Vocal Trump critic Rep. Maxine Waters, D-CA, has earned House Democrats' nomination to chair the House Committee on Financial Services.

The 80 year old who has served in Congress since 1991, warned that “appropriate oversight” of the Trump administration would be a priority for the panel in the next Congress.

“I am committed to creating opportunities, ensuring fairness, and protecting the economic well-being of all Americans,” Waters said in a statement Monday evening acknowledging the nomination by the House Democratic Steering and Policy Committee.

Waters, the odds-on favorite of her party to lead the committee, has been nominated by the Democratic Steering and Policy Committees and must be approved by the full Democratic caucus.

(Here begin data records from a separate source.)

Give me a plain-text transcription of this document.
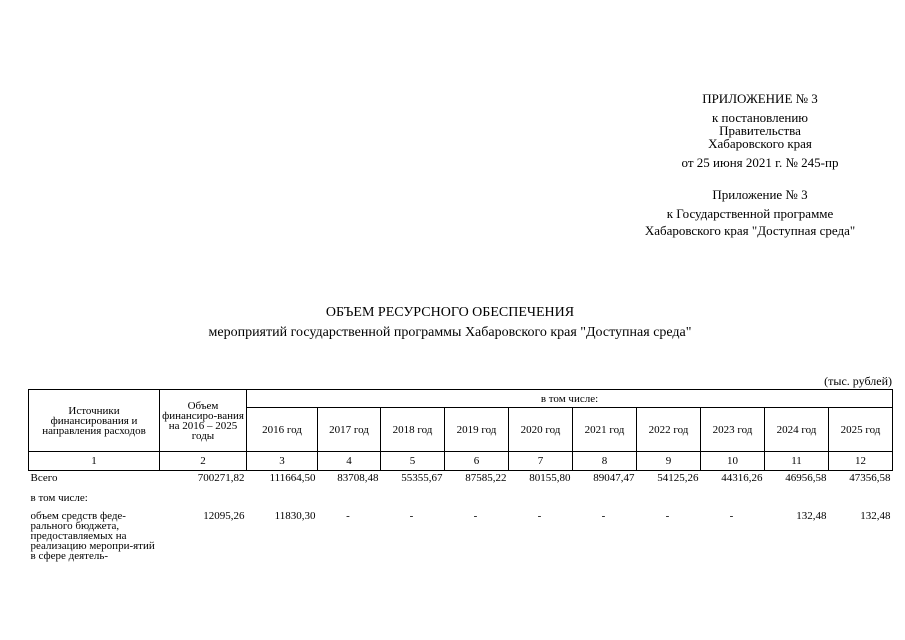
ПРИЛОЖЕНИЕ № 3
к постановлению
Правительства
Хабаровского края
от 25 июня 2021 г. № 245-пр
Приложение № 3
к Государственной программе
Хабаровского края "Доступная среда"
ОБЪЕМ РЕСУРСНОГО ОБЕСПЕЧЕНИЯ
мероприятий государственной программы Хабаровского края "Доступная среда"
(тыс. рублей)
Источники финансирования и направления расходов	Объем финансиро-вания на 2016 – 2025 годы	в том числе:									
		2016 год	2017 год	2018 год	2019 год	2020 год	2021 год	2022 год	2023 год	2024 год	2025 год
1	2	3	4	5	6	7	8	9	10	11	12
Всего	700271,82	111664,50	83708,48	55355,67	87585,22	80155,80	89047,47	54125,26	44316,26	46956,58	47356,58
в том числе:											
объем средств феде-рального бюджета, предоставляемых на реализацию меропри-ятий в сфере деятель-	12095,26	11830,30	-	-	-	-	-	-	-	132,48	132,48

She vowed as chairwoman that she would “prioritize protecting consumers and investors from abusive financial practices” and would ensure “strong safeguards are in place to prevent another financial crisis.” She also promised to bolster affordable housing opportunities and would promote diversity and inclusion in the financial services sector.

Waters, who represents California’s 43rd District which includes Los Angeles, is vowing to keep the Trump administration accountable.

“Appropriate oversight of the Trump Administration and the regulatory agencies under the Committee's jurisdiction will also be an important responsibility for the Committee,” Waters said. “Of particular importance is ensuring that the Consumer Financial Protection Bureau is not dismantled by Trump’s appointees. This critical agency must be allowed to resume its work of protecting consumers from unfair, deceptive or abusive practices without interference from the Trump Administration.”

Waters is currently serving as the ranking member of the Financial Services Committee, a spot she’s held since 2013.

“As chair, Maxine Waters will be a force to be reckoned with, but the driving question is will she able to send bills to the Senate that can be passed and then signed into law by President Trump” asked Duane Thompson, a senior policy analyst for fiduciary training and technology firm Fi360.  “I would say there is always a small chance.  In the minority, you are in attack mode.  In the majority, you can either send messaging bills to the other chamber that have no chance of passing but that appeal to your constituencies, or try for something that is bipartisan and has a chance to become law.

“As a committee chair, Ms. Waters can always get headlines by bringing in a wayward financial services executive to a hearing to be grilled over the latest scandal,” said Thompson, former managing director of the FPA’s Washington, D.C. advocacy office. “but her options are limited in a divided Congress. If you are an advisor concerned about changes to market conduct rules, I would focus my attention on the SEC and the states, not on Capitol Hill.